Why am I late? Because my dog is 10 years old. He’s arthritic and has special needs ranging from asthma to hypoglycemia. He has good days, bad days, and in-between days. He rarely has great days when he feels like playing. So, when he does have those unusual great days, I stop whatever I’m doing and play with him. And that is why I’m late. I should probably apologize, but I don’t because I wouldn’t mean it. I have made a choice for which I am simply not sorry. Those 5 to 10 minutes I spent on the floor playing with my sweet, aging baby dog were the best minutes of my entire day.
Sometimes we are too hard on folks. We put our business britches on, and we assume that our work is the most important thing in the world to everyone. We forget that people have families, priorities, and problems that we know absolutely nothing about. We become trapped in a cycle of believing everyone sees everything from our perspective. We make the mistake of assuming that our focus is universal. When we experience anything that contradicts this, we become frustrated. After all, playing with your dog is a silly reason to be late for a meeting. But that’s not necessarily the case.
You see, I adopted my dog at a time when my heart was breaking. I won’t go into details, but I can tell you that it was one of the darkest times of my adult life. I was overwhelmed with grief and exhaustion.
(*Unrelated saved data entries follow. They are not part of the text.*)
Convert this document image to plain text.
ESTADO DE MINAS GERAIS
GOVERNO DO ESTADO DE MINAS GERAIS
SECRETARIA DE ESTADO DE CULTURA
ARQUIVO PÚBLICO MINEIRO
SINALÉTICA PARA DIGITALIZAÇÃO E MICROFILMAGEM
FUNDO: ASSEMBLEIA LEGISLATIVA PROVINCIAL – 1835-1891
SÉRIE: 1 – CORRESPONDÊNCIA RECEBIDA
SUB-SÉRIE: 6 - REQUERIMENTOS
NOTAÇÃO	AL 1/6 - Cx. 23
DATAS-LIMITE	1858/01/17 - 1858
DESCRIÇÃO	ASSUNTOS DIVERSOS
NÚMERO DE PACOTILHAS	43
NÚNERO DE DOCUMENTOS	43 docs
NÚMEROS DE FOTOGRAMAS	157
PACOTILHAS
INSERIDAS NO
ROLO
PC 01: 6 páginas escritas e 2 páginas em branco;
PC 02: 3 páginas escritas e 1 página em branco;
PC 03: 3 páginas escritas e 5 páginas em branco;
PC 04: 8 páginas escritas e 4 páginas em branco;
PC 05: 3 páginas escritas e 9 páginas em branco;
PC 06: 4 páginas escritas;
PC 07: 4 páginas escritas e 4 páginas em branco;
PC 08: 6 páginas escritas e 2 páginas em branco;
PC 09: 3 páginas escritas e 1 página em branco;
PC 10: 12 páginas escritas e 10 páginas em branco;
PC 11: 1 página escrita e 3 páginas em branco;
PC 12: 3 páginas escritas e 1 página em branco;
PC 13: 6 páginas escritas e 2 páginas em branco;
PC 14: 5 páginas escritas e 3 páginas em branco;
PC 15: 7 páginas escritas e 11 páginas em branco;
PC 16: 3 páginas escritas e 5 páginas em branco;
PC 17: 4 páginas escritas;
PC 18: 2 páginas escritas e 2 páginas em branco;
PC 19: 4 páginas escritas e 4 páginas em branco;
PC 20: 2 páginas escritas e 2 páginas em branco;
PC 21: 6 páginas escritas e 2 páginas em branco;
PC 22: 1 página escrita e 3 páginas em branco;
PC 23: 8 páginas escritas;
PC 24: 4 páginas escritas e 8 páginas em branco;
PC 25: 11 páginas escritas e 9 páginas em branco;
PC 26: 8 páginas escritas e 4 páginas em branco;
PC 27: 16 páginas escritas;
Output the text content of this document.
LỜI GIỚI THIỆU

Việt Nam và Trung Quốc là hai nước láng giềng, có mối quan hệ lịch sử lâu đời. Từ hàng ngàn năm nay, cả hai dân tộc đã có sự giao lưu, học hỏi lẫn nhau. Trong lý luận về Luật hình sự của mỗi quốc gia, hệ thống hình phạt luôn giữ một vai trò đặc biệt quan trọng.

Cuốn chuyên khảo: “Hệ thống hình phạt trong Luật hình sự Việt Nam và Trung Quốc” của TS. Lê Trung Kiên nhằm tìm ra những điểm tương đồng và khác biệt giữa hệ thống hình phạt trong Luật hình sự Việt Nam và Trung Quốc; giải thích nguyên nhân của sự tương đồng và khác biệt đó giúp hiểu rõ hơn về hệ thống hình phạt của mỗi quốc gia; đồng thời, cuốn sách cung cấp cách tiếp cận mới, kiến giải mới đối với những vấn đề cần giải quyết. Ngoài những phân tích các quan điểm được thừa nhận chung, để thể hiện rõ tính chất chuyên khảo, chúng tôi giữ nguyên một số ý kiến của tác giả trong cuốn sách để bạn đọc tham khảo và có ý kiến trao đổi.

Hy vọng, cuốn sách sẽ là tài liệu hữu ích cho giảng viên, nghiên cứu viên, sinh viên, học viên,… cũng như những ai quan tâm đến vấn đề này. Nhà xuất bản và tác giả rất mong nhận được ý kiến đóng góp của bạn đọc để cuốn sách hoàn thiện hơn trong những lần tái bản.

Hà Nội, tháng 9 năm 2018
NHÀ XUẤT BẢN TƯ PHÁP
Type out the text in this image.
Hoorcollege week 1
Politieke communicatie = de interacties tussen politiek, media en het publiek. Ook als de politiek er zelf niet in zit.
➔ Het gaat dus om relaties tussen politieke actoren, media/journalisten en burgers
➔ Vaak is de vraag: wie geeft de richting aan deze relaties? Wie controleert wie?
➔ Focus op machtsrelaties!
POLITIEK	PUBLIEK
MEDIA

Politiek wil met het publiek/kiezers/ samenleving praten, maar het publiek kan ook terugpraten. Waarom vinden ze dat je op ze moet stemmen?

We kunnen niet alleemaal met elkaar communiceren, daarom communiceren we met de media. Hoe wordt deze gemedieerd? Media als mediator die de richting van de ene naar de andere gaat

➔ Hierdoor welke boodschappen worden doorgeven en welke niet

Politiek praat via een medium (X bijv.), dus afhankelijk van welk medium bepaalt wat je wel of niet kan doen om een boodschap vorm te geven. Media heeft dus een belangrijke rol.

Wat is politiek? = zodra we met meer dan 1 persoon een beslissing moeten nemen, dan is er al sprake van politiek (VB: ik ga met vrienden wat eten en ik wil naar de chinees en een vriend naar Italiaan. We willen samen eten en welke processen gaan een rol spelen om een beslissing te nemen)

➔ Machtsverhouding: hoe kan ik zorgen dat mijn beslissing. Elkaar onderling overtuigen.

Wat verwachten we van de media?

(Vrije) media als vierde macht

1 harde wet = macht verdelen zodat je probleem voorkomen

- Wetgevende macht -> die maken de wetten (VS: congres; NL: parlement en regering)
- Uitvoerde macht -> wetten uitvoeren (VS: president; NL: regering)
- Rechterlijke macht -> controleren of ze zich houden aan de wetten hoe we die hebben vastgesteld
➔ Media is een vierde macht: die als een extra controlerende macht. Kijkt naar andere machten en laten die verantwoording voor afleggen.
Getting out of bed took courage that I just didn’t have on most days. But then God gave me Oscar. I had to get out of bed to take him outside. I had to go to the store to get him food and supplies. Soon he was waking me up with snuggles and kisses and I found myself able to smile and even laugh. My dog is and will always be one of my favorite blessings. To me, playing with him at inconvenient times is not silly at all. Indulging him is the least I can do.
I guess the point of this is that someone who is not normally late or someone who accidently smarts off in a discussion, basically anyone that acts out of character, should occasionally be offered a bit of grace. Now, if someone is habitually late or routinely rude, that’s a totally different situation and should be addressed appropriately. What I’m talking about is those people who have rare moments that don’t make sense to us. We are all imperfect humans. For all the ways we are similar, there are a million ways in which our lives are different, too. Those differences should be respected.
Justice has its place, but so does grace. This week let’s really try to be understanding and kind. Take a minute and breathe. Also, it doesn’t hurt to remember that dog people are good people. Now if a cat person is late …. Of course, I’m kidding! Cat people are okay too!